The parents married in 2006 and separated in 2019 before divorcing. “Communications further deteriorated after the separation and private law proceedings began, eventually involving the mother obtaining a non-molestation order in early 2020 and reducing the father’s contact.

“On several occasions the children ran away from their mother to their father, including for a month in March 2020, and the mother then stopped contact with their father altogether for a period.”

An interim care order was made in November 2021 and the children were put in foster care, where they have remained.

The father was arrested and charged with breaching the non-molestation order preventing contact with his children in June 2022, spending two weeks in custody on remand.

At the same time, it was discovered that a 250-page e-book had been published in A’s name on Amazon Kindle.

“The book, entitled Monstrous, Corrupt and Criminal Family Court, with its Social and Health Services, contained significant personal information about the children, the case and professionals including foster-carers.
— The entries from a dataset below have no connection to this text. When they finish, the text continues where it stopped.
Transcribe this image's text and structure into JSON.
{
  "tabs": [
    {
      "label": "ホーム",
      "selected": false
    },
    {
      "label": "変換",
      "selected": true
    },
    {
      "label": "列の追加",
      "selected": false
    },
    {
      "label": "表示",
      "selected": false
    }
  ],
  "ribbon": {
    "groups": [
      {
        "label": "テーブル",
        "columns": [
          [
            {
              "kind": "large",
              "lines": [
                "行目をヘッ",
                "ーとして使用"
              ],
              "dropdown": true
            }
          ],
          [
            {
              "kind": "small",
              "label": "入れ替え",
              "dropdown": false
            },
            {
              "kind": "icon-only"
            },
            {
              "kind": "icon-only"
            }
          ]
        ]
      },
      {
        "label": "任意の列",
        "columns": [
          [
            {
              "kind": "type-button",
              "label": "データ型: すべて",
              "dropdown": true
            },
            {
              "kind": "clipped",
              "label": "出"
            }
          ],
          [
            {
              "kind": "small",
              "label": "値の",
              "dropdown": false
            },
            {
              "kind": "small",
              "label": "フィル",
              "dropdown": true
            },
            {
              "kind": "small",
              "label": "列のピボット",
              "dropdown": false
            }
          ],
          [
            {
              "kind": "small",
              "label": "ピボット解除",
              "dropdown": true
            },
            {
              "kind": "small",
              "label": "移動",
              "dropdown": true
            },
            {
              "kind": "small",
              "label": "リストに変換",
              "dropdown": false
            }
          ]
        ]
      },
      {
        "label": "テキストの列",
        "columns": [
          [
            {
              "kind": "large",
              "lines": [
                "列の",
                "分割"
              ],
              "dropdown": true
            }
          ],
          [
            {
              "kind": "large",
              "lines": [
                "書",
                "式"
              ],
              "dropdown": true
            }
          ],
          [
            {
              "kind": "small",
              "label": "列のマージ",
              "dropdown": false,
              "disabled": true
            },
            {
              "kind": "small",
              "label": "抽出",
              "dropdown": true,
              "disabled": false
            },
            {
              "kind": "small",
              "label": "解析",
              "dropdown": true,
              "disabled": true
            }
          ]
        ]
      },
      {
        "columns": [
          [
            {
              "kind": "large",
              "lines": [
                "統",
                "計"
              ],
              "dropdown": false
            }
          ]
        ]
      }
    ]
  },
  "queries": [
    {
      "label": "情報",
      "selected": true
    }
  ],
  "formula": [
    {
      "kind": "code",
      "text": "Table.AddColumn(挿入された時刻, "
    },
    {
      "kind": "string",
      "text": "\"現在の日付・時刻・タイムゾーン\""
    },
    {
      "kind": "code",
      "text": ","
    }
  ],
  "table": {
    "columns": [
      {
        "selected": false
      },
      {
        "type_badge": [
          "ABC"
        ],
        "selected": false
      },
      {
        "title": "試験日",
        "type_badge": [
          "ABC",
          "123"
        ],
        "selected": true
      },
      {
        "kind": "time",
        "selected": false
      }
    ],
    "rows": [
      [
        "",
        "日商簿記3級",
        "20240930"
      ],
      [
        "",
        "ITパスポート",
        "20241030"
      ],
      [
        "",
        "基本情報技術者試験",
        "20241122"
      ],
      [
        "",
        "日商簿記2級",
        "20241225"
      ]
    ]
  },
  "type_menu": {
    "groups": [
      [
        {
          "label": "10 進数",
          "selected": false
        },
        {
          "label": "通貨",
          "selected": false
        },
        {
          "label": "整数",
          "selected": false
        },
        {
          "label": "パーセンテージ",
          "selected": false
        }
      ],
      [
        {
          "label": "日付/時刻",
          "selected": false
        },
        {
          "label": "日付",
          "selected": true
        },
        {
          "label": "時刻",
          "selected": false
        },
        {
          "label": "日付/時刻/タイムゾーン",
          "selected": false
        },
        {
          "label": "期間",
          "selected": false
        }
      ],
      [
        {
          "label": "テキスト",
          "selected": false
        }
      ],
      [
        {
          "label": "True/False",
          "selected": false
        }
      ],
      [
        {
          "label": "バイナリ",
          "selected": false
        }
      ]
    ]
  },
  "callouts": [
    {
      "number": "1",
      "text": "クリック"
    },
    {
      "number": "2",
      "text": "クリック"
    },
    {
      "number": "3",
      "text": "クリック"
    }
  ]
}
Injunctions were granted by the High Court and Amazon removed the book from sale.”

During the discharge proceedings, HHJ McKinnell met the children separately in March 2023 in the presence of their joint solicitor and foster carers. The solicitor applied for an order for separate representation for A in May.

Later that month, HHJ McKinnell gave an ex tempore judgment allowing A to instruct his own solicitor. The mother, supported by the local authority, appealed.

Peter Jackson LJ said that it was “the judge’s role to adjudicate, not to assess” but “she made her own assessment of A’s ability to instruct in a manner that went well beyond the permissible use” of the meeting.

“The problem was compounded by the judge not expressly disclosing to the parties the reliance she was planning to place on her own view, so that they were deprived of the opportunity to alert her to how questionable that would be.”

The reasons given by the judge for her assessment were “not sustainable”. Peter Jackson LJ said that both father and son were “under the same delusion about the cause of the problems and the opportunity for A to instruct his own solicitor gives him a powerful extra dimension within which to perpetuate this damaging narrative, oblivious to the harm that he might be causing himself”.

The judge allowed the appeal and discharged the order permitting A to instruct his own solicitor. However, he said there was no reason why HHJ McKinnell should not continue to have conduct of the proceedings.

Lady Justice Elisabeth Laing and Lord Justice William Davis agreed with his judgment.